I have always liked the way Grayson Perry uses craft as a vehicle for his narrative and his ironic sense of humour, although I do find some of his ideas around the position of Alan Measles in his work, a little difficult to appreciate.  Last year I  listened to the 'History of the World in 100 objects' series on Radio 4 , and was struck by the realisation that most of the objects were made by unknown makers.



The Art of Making at the V&A




Large scale knitting at The Art of Making
Unfortunately this exhibition was really crowded when I visited so I could get to see the smaller items .
This is the piece that caught my eye due to the immense scale of the knitting.

Sunday, 4 December 2011

Cornely and Fagotter Inductions

Although it is almost the end of term I am still having inductions on the various industrial machines. I have always wanted to be able to use the cornely machine as it produces a lovely chain stitch effect. However it was a lot harder to use than I had evisaged.
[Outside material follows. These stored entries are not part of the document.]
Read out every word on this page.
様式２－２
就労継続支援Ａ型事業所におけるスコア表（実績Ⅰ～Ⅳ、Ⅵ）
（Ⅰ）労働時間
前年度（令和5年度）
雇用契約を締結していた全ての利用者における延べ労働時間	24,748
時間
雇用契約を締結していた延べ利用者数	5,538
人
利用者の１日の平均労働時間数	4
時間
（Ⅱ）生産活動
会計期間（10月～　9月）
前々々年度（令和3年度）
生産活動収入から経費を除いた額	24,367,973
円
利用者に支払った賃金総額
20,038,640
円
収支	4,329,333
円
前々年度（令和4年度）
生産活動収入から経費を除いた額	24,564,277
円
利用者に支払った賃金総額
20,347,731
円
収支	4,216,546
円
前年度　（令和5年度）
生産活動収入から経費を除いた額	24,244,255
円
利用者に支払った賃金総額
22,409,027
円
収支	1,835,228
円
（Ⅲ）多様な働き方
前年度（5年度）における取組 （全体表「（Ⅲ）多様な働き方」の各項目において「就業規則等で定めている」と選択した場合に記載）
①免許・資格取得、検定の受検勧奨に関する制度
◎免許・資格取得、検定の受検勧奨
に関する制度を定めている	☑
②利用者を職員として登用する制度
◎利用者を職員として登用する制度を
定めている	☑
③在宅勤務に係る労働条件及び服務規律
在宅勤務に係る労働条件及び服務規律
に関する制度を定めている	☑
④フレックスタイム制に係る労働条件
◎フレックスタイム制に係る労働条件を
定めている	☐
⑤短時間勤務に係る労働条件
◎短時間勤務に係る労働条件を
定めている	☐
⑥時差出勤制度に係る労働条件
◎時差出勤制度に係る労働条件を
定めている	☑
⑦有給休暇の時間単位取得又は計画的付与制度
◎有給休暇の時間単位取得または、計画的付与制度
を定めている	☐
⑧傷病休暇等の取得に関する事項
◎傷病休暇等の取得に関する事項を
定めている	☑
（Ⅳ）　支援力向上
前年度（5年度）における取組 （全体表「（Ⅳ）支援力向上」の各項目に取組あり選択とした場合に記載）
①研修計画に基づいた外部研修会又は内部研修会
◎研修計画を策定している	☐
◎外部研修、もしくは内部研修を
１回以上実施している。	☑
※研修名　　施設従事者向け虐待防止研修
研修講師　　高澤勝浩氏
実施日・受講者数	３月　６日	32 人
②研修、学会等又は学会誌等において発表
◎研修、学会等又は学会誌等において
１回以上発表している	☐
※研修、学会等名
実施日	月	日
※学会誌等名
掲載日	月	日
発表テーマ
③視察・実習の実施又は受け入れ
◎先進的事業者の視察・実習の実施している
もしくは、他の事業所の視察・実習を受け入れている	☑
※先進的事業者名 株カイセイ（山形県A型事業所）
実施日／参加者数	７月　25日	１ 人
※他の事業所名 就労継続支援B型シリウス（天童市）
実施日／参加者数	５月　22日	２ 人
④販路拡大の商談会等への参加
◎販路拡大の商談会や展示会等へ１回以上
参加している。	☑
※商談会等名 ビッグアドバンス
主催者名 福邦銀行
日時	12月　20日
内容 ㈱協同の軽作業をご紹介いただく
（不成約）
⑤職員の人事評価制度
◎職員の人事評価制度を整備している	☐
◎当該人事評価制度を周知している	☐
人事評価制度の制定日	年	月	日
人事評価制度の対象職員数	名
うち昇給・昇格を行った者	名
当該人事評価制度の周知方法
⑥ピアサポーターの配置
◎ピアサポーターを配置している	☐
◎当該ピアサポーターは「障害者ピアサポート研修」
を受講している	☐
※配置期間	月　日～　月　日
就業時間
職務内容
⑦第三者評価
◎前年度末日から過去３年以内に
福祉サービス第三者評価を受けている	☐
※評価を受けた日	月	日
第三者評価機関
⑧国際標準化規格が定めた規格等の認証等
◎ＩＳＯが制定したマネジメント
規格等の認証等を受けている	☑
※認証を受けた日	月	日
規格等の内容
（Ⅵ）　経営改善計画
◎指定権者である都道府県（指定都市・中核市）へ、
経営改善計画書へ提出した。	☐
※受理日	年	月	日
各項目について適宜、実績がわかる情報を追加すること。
You control the direction of the stitch with a lever which is under the machine. I am not the most co-ordinated person ( it took me ages to master driving a car) so I think I will have to practice a lot on it.

First attempt on Cornely- you can just about make out my name

Second session still not very controlled but have stitched on a layer of fabrics which I have cut back and frayed.
One of the full time students told me that the best way to learn is to take in some patterened fabric and try to follow the design.

Friday, 2 December 2011

Skeleton Shirts

Homage to Jean Shin - Skeleton Shirts
Deconstructed Men's Shirts

Short Sleeved Shirt
I have been deconstructing these men's shirts and using the fabric for darning and sampling, so I thought I would take the opportunity to pin the 'skeletons' to the white studio walls. The shirts have taken on an eerie appearance. They are like disembodied representations of their previous owners. I could be more playful with them and have them adopting poses on the wall. I have had fun with these but they are a dead end as far as my project is concerned and has brought home to me that installations such as these can only really be done once.